Suspect Carlos Boles was killed by return fire around 7 a.m. yesterday morning as he hid out in the second floor of an apartment on Osage Street in south St. Louis. But who is Boles -- and could such a tragedy have been avoided?

In October, police Tasered and arrested Boles for resisting arrest on suspicion of dealing narcotics. But Boles was allowed to leave police custody a few hours later, giving law enforcement time to test the residue inside a pill bottle that he allegedly discarded during the arrest. The test came back several weeks ago revealing traces of heroin and cocaine. Police were returning to Osage to re-arrest Boles on those drug charges when all hell broke loose yesterday.
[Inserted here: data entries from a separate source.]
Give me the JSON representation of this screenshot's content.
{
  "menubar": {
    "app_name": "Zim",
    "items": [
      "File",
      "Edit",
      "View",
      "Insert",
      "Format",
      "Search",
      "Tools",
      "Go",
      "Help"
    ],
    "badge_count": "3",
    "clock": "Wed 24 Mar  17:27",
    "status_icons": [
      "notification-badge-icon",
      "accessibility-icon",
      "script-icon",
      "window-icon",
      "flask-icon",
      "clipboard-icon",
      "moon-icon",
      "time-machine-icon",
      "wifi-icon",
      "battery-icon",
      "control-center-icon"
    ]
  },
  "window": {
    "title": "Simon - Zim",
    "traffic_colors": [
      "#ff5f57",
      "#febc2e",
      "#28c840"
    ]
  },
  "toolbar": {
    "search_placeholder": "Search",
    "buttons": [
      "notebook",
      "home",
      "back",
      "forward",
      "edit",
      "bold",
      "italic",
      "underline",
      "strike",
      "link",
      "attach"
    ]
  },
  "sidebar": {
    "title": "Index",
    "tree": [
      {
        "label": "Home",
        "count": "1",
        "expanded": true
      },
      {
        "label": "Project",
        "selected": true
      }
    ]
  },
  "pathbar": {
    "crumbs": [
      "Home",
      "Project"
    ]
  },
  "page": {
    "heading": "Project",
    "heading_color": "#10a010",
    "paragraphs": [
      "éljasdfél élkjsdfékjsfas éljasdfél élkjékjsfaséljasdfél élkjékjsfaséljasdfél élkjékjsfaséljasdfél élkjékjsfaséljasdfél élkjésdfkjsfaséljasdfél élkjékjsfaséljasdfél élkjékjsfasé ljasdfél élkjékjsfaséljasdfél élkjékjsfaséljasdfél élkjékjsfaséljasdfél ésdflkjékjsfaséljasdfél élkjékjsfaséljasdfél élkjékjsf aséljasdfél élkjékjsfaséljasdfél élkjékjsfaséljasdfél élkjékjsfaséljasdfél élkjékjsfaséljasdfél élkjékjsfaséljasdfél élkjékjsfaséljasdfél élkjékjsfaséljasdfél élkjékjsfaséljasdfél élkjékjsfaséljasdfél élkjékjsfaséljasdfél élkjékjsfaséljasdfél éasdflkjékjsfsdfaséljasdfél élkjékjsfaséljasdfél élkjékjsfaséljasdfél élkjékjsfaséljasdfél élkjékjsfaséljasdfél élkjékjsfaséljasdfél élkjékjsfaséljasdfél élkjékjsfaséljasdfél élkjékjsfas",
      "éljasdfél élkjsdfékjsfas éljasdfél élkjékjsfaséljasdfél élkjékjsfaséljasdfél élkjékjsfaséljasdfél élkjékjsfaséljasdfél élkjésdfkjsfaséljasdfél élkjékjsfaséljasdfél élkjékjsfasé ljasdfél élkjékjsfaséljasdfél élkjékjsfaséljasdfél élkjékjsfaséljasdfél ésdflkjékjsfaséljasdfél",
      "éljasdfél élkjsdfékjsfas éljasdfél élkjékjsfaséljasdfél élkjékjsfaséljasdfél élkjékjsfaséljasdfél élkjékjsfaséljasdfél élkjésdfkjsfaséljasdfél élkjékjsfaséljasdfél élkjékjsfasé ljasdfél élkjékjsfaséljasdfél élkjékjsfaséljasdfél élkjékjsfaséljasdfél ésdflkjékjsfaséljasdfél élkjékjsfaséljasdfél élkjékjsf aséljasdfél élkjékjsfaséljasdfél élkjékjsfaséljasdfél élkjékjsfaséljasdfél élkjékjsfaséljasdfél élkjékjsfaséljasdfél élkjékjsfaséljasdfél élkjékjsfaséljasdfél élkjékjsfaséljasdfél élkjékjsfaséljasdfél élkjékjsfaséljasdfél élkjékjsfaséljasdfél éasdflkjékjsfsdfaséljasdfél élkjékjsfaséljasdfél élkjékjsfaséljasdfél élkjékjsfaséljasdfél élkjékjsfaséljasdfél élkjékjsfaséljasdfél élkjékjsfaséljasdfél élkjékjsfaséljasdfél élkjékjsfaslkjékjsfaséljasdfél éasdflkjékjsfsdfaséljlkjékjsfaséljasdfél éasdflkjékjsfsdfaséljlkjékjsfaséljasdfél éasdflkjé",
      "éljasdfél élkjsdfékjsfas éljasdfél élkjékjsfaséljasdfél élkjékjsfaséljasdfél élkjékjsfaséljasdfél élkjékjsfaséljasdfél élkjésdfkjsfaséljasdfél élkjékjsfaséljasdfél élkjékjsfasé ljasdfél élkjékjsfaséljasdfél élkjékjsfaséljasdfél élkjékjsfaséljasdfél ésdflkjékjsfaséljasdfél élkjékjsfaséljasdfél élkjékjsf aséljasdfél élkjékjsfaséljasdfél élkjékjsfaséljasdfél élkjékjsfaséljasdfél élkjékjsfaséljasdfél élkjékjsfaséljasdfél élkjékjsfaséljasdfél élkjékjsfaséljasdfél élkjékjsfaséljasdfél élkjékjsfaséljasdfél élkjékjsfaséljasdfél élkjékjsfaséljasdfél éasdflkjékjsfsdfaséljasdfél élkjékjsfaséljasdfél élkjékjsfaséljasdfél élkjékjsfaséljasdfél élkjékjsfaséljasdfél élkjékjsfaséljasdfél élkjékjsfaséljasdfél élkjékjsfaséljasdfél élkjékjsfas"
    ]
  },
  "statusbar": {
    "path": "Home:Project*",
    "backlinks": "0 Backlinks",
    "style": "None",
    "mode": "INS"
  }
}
Court records show that Boles 35, pleaded guilty to assault in 1993 while serving inside a juvenile detention center. Multiple charges and guilty pleas followed:

  • 2003 pleaded guilty to driving with a revoked license
  • 2004 pleaded guilty to driving with a revoked license
  • 2005 pleaded guilty to resisting arrest and possession of a controlled substance
  • 2006 pleaded guilty to driving with a revoked license
  • 2007 pleaded guilty to driving with a revoked license
As Fox 2 reports, Boles could still have been locked up for the 2005 case in which he was arrested for possession and resisting arrest. Instead, the judge reduced his seven-year sentence to just a few months of shock treatment and three years of probation.

Boles' girlfriend said he survived being shot fourteen times as a teenager.